Re: Novice with question

Post by The Baker »

unclecharlie wrote:Thanks everyone,

Now that I see the answer, everything seems obvious. This site is a Great resource for info not normally avalabile!

As to the Pot still for Brandy, yes that would be the traditional methode. However I also make Port. For that I need as high a proof as I can get. Now I buy it from a commercial distiller at 192 proof. Not cheap! You need the highest proof you can get so as to not dilute the wine too much. Trust me, higher proof makes it a much simpler job.

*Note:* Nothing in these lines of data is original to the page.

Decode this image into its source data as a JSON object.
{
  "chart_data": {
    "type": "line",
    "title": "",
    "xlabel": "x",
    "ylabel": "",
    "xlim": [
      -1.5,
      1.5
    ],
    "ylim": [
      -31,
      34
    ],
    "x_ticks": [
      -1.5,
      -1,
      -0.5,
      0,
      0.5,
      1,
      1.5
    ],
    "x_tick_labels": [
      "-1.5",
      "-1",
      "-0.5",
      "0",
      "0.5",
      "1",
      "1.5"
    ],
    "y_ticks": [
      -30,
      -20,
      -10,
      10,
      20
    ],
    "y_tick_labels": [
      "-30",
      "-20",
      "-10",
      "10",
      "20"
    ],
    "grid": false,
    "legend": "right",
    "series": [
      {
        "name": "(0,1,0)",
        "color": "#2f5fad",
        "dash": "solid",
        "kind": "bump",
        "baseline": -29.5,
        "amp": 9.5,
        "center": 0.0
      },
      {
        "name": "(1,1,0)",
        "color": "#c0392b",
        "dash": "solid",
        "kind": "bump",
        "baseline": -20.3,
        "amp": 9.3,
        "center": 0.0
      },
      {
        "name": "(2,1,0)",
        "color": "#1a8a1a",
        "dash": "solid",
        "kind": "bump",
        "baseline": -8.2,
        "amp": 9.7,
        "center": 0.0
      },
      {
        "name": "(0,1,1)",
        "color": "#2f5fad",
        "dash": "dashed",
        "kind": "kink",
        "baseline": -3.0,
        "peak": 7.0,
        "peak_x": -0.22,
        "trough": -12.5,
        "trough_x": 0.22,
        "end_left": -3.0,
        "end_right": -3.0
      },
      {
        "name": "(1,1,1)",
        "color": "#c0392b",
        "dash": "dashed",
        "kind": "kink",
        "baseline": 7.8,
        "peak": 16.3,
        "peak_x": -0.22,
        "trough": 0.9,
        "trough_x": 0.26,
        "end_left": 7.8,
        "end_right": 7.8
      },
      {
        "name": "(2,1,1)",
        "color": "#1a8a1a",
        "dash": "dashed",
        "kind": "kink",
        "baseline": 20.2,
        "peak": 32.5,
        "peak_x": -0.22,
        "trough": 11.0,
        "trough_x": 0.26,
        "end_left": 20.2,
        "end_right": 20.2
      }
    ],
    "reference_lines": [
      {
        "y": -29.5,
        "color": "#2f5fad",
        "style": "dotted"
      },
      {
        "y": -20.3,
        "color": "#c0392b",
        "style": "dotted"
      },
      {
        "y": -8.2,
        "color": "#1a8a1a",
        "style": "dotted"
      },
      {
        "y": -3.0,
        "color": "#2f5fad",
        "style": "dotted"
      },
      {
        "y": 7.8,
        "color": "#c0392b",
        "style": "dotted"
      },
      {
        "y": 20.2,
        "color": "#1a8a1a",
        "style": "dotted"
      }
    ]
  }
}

I might do the Pot Still too. Have not yet made up the old mind. New projects are fun!

Thanks again,
Uncle Charlie

PS: If anyone has a wine question, I'll try to answer.
I enjoy port and I can remember buying a couple of bottles from Ossicka's winery in Victoria, Australia, many years ago. One of the special qualities quoted by the winemaker was the 'fine old brandy spirit'.
Although I am far from being expert at this I know you can make brandy at very high abv (tell me, you experienced people, over 85 %? Would 90% be quite practical?) by putting it through the (pot) still two or three times. Which is not the extra work you might think at first because after the first run the volume to be distilled is greatly reduced. And you will get the brandy aroma, not just the flavourless vodka you would get from a reflux still. Which should make really yummy port.